Fiber Optical Transceivers From Past to Present
The fiber optical transceiver develops from the original 155M to today's 100G, and I want to talk about the high data rate fiber optic transceivers.
When 10G Ethernet line cards first hit the market early in the century, OEMs had several choices of MSAs. Modules such as XFP and XENPAK integrate more signal-conditioning circuitry inside the module, while the enhanced version of SFP, known as SFP+, provides a smaller module in exchange for implementing more circuits on the motherboard or line card. This helped lower costs in two ways. The availability of multiple MSAs gives designers a choice on implementation while still providing the benefits of a common form factor. At the same time, the multiple MSAs allow OEMs to tailor the transceiver solution to the radius of the optical network, the type of fiber (MMF or SMF) employed, and the type of laser used in the transceiver.
And there developed the 40G QSFP and CFP, and 100G CFP transceiver, from CFP to CFP2 to CFP4. The trickiest prediction to make is how the MSA process aids the move to 40G, 100G, and 400G standards. The arrival of 40G, 100G, and 400G follow-ons to 10G Ethernet would take even longer than it has taken over the last decade. For 100G, some OEMs say that the preservation of 10 x 10G and 4 x 25G channels provides too many choices, but 40G Ethernet used 10G channels, so it made sense to offer a choice of channel bandwidth for those transitioning from 40G to 100G Ethernet.

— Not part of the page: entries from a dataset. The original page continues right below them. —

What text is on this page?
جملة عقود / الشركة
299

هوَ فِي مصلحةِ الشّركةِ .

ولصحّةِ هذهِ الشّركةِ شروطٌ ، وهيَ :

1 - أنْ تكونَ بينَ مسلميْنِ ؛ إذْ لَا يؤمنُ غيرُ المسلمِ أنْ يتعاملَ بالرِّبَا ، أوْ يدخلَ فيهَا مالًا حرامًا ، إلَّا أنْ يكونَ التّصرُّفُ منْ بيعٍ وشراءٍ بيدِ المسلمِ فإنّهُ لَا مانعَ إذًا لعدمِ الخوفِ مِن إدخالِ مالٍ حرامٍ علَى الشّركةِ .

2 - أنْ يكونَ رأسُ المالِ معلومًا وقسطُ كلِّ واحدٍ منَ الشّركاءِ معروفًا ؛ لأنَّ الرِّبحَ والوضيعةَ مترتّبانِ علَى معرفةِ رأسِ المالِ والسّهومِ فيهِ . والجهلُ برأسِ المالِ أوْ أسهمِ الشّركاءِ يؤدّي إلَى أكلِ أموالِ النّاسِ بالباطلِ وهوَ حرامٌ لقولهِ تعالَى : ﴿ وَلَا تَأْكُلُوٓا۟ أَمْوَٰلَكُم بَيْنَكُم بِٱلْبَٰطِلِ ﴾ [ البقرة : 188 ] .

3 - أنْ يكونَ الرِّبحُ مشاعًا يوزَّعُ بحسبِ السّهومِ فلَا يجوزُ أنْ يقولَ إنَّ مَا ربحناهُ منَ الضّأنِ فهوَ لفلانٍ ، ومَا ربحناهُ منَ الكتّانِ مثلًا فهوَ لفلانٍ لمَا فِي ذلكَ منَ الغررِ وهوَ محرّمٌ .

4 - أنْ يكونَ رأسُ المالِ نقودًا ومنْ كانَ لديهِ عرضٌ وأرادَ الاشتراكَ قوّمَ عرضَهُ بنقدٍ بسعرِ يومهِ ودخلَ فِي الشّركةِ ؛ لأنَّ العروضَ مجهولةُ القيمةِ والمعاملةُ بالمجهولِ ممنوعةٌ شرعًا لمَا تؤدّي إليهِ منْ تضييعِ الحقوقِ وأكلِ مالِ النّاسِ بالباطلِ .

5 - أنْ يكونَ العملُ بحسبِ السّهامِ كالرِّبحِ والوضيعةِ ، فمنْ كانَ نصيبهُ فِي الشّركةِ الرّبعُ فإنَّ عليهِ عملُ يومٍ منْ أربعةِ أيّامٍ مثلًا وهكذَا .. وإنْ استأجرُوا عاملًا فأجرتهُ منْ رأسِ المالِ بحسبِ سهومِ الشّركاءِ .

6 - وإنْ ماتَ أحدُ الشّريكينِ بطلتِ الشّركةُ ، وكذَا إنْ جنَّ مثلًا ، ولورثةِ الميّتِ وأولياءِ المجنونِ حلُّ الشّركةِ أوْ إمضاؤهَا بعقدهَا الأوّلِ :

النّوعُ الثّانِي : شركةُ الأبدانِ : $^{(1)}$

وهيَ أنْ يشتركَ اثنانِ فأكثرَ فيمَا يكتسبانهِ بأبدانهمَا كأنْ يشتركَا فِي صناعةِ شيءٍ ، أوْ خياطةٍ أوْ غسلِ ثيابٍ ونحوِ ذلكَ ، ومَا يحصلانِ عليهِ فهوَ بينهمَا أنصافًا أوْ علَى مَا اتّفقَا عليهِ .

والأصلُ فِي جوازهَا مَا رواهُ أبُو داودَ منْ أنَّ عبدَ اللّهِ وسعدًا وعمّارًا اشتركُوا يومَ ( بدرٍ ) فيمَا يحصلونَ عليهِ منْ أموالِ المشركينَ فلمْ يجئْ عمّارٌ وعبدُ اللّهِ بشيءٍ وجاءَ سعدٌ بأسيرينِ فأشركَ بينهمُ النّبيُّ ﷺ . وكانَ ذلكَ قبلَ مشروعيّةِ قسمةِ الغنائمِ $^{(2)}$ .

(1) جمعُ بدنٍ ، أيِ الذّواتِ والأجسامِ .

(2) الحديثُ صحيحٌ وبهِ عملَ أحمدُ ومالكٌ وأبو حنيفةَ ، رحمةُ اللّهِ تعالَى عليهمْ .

Current multi-mode optics standards for 40GbE and 100GbE optics use multiple 10Gbps lasers, simultaneously transmitting across multiple fiber strands to achieve high data rates. Because of the multi-lane nature of these optics, both 40GbE and 100GbE multi-mode optics use a different style of fiber cabling, known as MPO or MTP cabling. An MPO/MTP cable presents 12 separate strands of multi-mode fiber in a single Ribbon cable. As with 10GbE optics over multi-mode fiber, an OM3 or OM4 grade MMF is needed to be able to cover longer distances (up to 150m).
It seems safe to predict at this point that the 10 x 10G and 4 x 25G channelization methods will coexist in the near term, but that 16 x 25G will be a preferred channelization for 400G Ethernet.
The fiber optical transceiver module will play an important role in the cost of optical networking as the choice of fiber and the choice of laser. Whatever, the development of the fiber transceivers is meeting the requirements in networking.